I wrote recently on the Blair government’s mocking and degrading the institutions of British Knighthoods, honors, and ceremonies. It is also, it seems, degrading another part of British national identity that is considerably more substantial — the Royal Navy.
Plans have been revealed to “mothball,” as a prelude to probable scrapping or sale, a total of almost half the Navy’s 44 remaining major warships. Indeed this has already happened with 13, including one of the three small aircraft-carriers. Senior officers have said that these latest cuts will reduce the Royal Navy to nothing more than a coast-guard.
The 13 warships now in reduced readiness would take 18 months to make ready for active service. Another six destroyers and frigates and at least two other ships appear to be about to join them.
The names these latest destroyers and frigates to be reduced — Cumberland, Chatham, Cornwall, Campbeltown, Southampton and Exeter — are eloquent of the navy’s already withered state. In World War II four of these names were carried by major cruisers. One of the new names, Chatham, has not been a ship’s name previously because it was the name of a famous base and dockyard closed in 1984.
With continuing cuts, the Royal Navy recently became smaller than the French navy for the first time in centuries, though France, not being an island, actually has much less need for a navy.
WHEN THE BLAIR LABOUR GOVERNMENT came to power in 1997, the Royal Navy had 23 frigates. It now has 17. It then had 12 destroyers, and now has eight. It had the three Invincible-class aircraft-carriers and now has two — the name-ship HMS Invincible is one of those ships that has been reduced and may never go to sea again — and it had 12 hunter-killer submarines and now has 10. Mine counter-measures vessels and auxiliary fleet oil tankers may also go.
These reductions are setting aside the ballistic-missile submarines, which have a highly specialized and separate role, quite distinct from most duties of a post-Cold War navy. However the ballistic-missile submarine base in Scotland may also be under threat if the Scottish National Assembly, created by the Blair government, returns a Scottish Nationalist majority at its elections later this year.
Things get worse for the Royal Navy on closer inspection: it now has no Harrier fighter aircraft to fly off the remaining carriers. Of its three remaining major bases, one may be closed shortly. It has been suggested that the most likely target for closure is Portsmouth, the most historic of Britain’s Naval ports, where Nelson’s Victory is preserved. There are apparently plans afoot to turn Portsmouth base and dockyards into a theme park. Probably worst of all, according to the Daily Telegraph a leaked document suggests there be no naval officer promotions for five years. Apart from towing the remaining ships and crews out to sea and sinking them, it is impossible to imagine a policy more damaging to the Navy in the long-term.
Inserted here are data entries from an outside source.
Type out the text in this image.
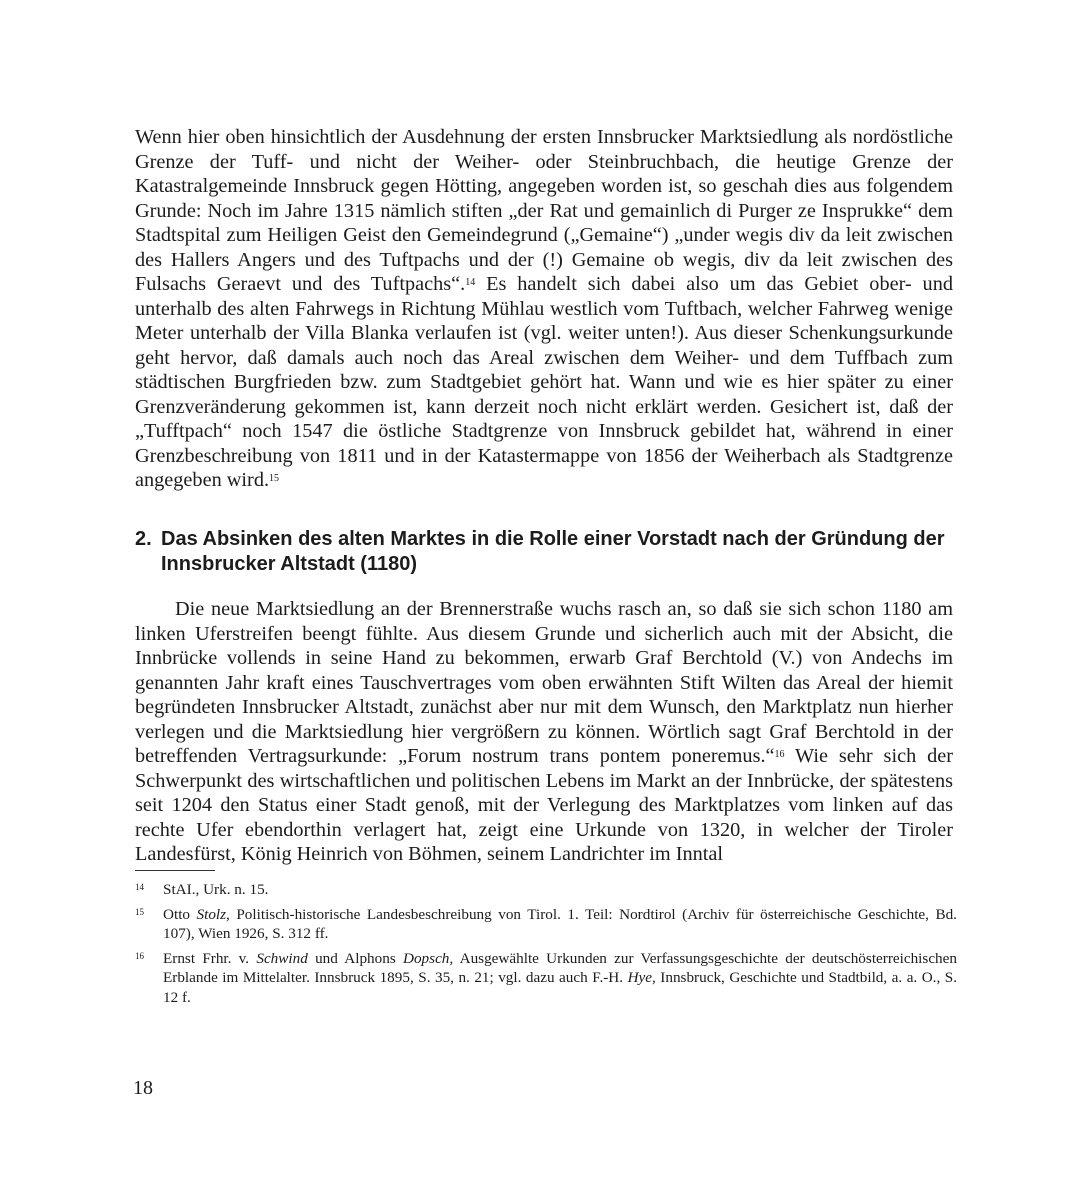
Wenn hier oben hinsichtlich der Ausdehnung der ersten Innsbrucker Marktsiedlung als nordöstliche Grenze der Tuff- und nicht der Weiher- oder Steinbruchbach, die heutige Grenze der Katastralgemeinde Innsbruck gegen Hötting, angegeben worden ist, so geschah dies aus folgendem Grunde: Noch im Jahre 1315 nämlich stiften „der Rat und gemainlich di Purger ze Insprukke“ dem Stadtspital zum Heiligen Geist den Gemeindegrund („Gemaine“) „under wegis div da leit zwischen des Hallers Angers und des Tuftpachs und der (!) Gemaine ob wegis, div da leit zwischen des Fulsachs Geraevt und des Tuftpachs“.$^{14}$ Es handelt sich dabei also um das Gebiet ober- und unterhalb des alten Fahrwegs in Richtung Mühlau westlich vom Tuftbach, welcher Fahrweg wenige Meter unterhalb der Villa Blanka verlaufen ist (vgl. weiter unten!). Aus dieser Schenkungsurkunde geht hervor, daß damals auch noch das Areal zwischen dem Weiher- und dem Tuffbach zum städtischen Burgfrieden bzw. zum Stadtgebiet gehört hat. Wann und wie es hier später zu einer Grenzveränderung gekommen ist, kann derzeit noch nicht erklärt werden. Gesichert ist, daß der „Tufftpach“ noch 1547 die östliche Stadtgrenze von Innsbruck gebildet hat, während in einer Grenzbeschreibung von 1811 und in der Katastermappe von 1856 der Weiherbach als Stadtgrenze angegeben wird.$^{15}$

2. Das Absinken des alten Marktes in die Rolle einer Vorstadt nach der Gründung der Innsbrucker Altstadt (1180)

Die neue Marktsiedlung an der Brennerstraße wuchs rasch an, so daß sie sich schon 1180 am linken Uferstreifen beengt fühlte. Aus diesem Grunde und sicherlich auch mit der Absicht, die Innbrücke vollends in seine Hand zu bekommen, erwarb Graf Berchtold (V.) von Andechs im genannten Jahr kraft eines Tauschvertrages vom oben erwähnten Stift Wilten das Areal der hiemit begründeten Innsbrucker Altstadt, zunächst aber nur mit dem Wunsch, den Marktplatz nun hierher verlegen und die Marktsiedlung hier vergrößern zu können. Wörtlich sagt Graf Berchtold in der betreffenden Vertragsurkunde: „Forum nostrum trans pontem poneremus.“$^{16}$ Wie sehr sich der Schwerpunkt des wirtschaftlichen und politischen Lebens im Markt an der Innbrücke, der spätestens seit 1204 den Status einer Stadt genoß, mit der Verlegung des Marktplatzes vom linken auf das rechte Ufer ebendorthin verlagert hat, zeigt eine Urkunde von 1320, in welcher der Tiroler Landesfürst, König Heinrich von Böhmen, seinem Landrichter im Inntal

14 StAI., Urk. n. 15.
15 Otto Stolz, Politisch-historische Landesbeschreibung von Tirol. 1. Teil: Nordtirol (Archiv für österreichische Geschichte, Bd. 107), Wien 1926, S. 312 ff.
16 Ernst Frhr. v. Schwind und Alphons Dopsch, Ausgewählte Urkunden zur Verfassungsgeschichte der deutschösterreichischen Erblande im Mittelalter. Innsbruck 1895, S. 35, n. 21; vgl. dazu auch F.-H. Hye, Innsbruck, Geschichte und Stadtbild, a. a. O., S. 12 f.
18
What able and ambitious officer would remain in such an organization?
It is also possible that the few orders for new ships will be cut, including two big aircraft-carriers which have been under discussion since 1997 (I wrote at that time that the Navy was referring to them as HMS Nebulous and HMS Unlikely.)
Even if these two carriers do eventuate, it is hard to see how they could operate with so few escorts, and how the highly trained and skilled personnel necessary to operate them and their air-groups will be found when the Navy has ceased to offer attractive career-paths for able people.
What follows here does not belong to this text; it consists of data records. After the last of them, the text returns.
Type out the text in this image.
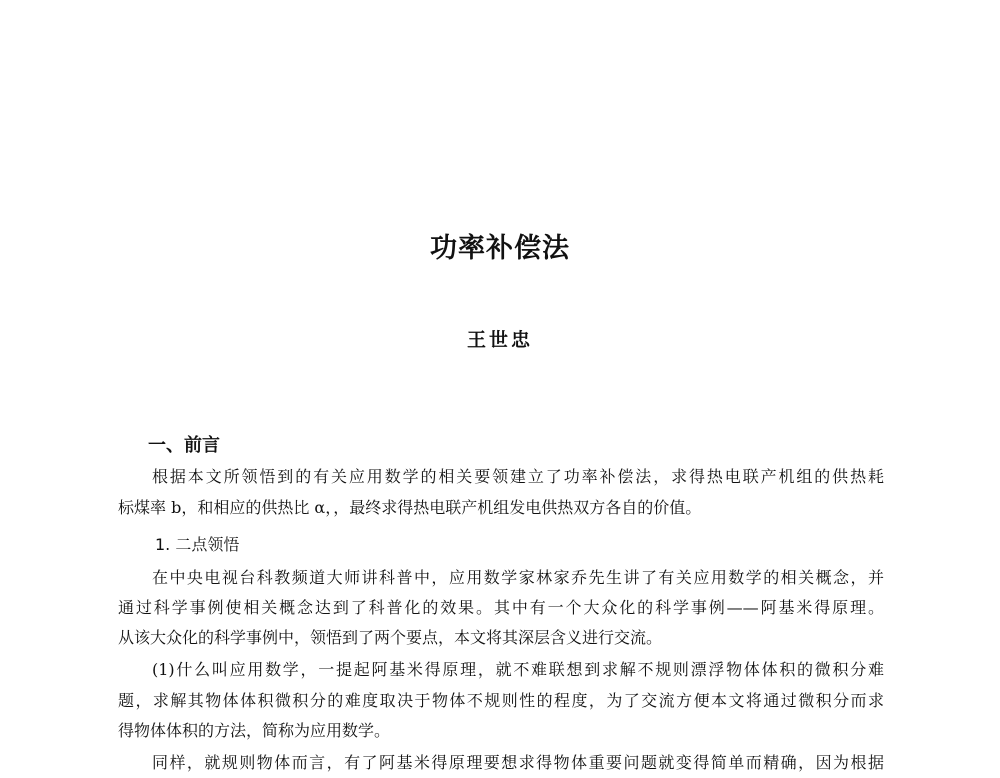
功率补偿法
王世忠
一、前言
根据本文所领悟到的有关应用数学的相关要领建立了功率补偿法，求得热电联产机组的供热耗
标煤率 b，和相应的供热比 α，，最终求得热电联产机组发电供热双方各自的价值。
1. 二点领悟
在中央电视台科教频道大师讲科普中，应用数学家林家乔先生讲了有关应用数学的相关概念，并
通过科学事例使相关概念达到了科普化的效果。其中有一个大众化的科学事例——阿基米得原理。
从该大众化的科学事例中，领悟到了两个要点，本文将其深层含义进行交流。
(1)什么叫应用数学，一提起阿基米得原理，就不难联想到求解不规则漂浮物体体积的微积分难
题，求解其物体体积微积分的难度取决于物体不规则性的程度，为了交流方便本文将通过微积分而求
得物体体积的方法，简称为应用数学。
同样，就规则物体而言，有了阿基米得原理要想求得物体重要问题就变得简单而精确，因为根据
Things are looking grim for the other services too, though the problems of the Army and Royal Air Force need articles of their own. It can hardly be said that this is happening in a peaceful world environment where armed forces are not needed: more British forces are deployed overseas than at any time in the last 50 years, and there are many complaints that they are over-stretched, badly equipped, and badly paid and housed.
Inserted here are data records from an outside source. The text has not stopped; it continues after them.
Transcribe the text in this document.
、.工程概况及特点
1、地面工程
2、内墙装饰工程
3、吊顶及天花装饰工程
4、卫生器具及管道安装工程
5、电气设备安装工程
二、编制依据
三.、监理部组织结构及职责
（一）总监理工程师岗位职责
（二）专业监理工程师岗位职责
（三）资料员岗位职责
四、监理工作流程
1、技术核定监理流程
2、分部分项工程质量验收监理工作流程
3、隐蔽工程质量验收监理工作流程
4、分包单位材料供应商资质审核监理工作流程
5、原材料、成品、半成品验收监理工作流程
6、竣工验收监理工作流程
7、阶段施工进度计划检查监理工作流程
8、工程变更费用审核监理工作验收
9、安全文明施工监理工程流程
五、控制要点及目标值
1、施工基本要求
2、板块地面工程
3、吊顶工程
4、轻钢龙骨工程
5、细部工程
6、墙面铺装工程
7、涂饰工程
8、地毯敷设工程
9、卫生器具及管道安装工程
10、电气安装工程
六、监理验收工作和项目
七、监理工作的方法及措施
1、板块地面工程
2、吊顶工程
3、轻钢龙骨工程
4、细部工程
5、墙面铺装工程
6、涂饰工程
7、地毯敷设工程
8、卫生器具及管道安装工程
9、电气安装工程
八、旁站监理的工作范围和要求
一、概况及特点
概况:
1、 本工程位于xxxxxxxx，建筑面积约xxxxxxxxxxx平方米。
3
The professional head of the Navy, Sir Jonathan Band, said recently that more ships were needed because of threats of piracy and terrorism. One senior serving officer was quoted as saying of the latest proposed reductions: “What this means is that we are now no better than a coastal defense force….The Dutch now have a better Navy than Britain.”
It has been forecast that commitments to anti-drugs patrols and hurricane relief support in the Caribbean will have to be dropped. It was also recently said that the Navy had become too small and weak to join in any proposed sanctions against North Korea.
Steve Bush, editor of the magazine Warship World, was reported as saying: “After ten years of Labour government, the Royal Navy is on its knees. Without immediate and proper funding, I cannot see how it can recover.”
With the few remaining units of the fleet stretched around the world from the Gulf to the Caribbean, and with treaty obligations as far away as Malaysia and Singapore, Britain is reported to have just two frigates, HM Ships Monmouth and Montrose, available for duty in home waters, with the Carrier Ark Royal due to re-enter service after a refit.